My 2014 Toyota RAV4 tells the same story. It's a cheap car with scratches and dings accumulated over years of actual use. Those imperfections aren't flaws, they're features. They grant me permission to throw lumber in the back, strap a Christmas tree to the roof, park in tight spots without anxiety. I wouldn't do any of that in a pristine Mercedes. Each upgrade in finish quality subtracts a functional capability. The nicer something becomes, the less willing you are to actually use it.

The pattern continues with my Japanese pull saw. It's missing a couple teeth now, which has somehow made it my favorite tool. I use it to break down cardboard boxes, cut PVC pipe, even saw boards directly over gravel when I'm too lazy to set up a proper work surface. Those missing teeth didn't diminish its utility, they expanded the range of materials and conditions I'm willing to subject it to. The damage liberated the tool.

There's a principle here: functional objects become more useful as they become cheaper and more disposable. The freedom to not care unlocks their full potential.

But there's one critical exception: you cannot make art cheap. If it's cheap, it's cheap. Beauty, craft, and meaning require investment. Functional objects excel when stripped down to their essence and mass-produced. Art fails under the same conditions.

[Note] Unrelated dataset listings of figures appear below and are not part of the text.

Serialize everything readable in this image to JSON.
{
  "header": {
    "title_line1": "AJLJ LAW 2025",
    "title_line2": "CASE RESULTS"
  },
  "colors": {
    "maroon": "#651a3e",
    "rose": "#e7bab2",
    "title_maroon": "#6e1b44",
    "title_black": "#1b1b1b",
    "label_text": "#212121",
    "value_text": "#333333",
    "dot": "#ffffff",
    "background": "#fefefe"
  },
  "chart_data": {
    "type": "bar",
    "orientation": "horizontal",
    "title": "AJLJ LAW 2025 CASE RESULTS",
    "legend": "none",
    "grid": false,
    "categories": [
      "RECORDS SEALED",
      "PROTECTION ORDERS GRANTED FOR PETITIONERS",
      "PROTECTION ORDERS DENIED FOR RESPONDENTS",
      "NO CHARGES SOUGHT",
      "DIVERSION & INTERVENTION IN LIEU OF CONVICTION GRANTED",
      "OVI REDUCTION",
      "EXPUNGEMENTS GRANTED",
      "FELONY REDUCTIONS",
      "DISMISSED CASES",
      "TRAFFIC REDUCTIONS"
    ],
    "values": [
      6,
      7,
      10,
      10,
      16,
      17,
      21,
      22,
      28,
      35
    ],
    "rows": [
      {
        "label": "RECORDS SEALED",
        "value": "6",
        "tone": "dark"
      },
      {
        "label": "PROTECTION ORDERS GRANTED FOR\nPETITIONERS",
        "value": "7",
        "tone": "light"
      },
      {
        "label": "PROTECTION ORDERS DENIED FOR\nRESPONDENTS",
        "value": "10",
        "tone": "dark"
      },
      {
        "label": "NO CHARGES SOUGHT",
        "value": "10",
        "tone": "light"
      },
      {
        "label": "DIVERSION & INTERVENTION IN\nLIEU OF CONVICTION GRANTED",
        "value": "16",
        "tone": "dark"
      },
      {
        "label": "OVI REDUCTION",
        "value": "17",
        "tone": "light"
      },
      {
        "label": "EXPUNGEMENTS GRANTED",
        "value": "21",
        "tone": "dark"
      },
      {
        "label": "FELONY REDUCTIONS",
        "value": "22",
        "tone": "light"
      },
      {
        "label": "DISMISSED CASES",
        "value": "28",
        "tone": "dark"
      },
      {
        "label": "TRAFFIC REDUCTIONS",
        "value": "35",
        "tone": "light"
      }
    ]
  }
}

Which creates an interesting tension for what we do. Our puzzles aren't cheap, and they serve absolutely no practical function. They don't organize your desk, they don't help you cook dinner, they don't transport you anywhere. Their entire purpose is to introduce a problem into your life (a beautiful, compelling, irresistible problem).

By my own definition, that makes them art. Expensive, functionless objects that exist purely to be handled, admired, and puzzled over. And the better we can make them the better they are for you. So we aren't going to be cutting any corners any time soon.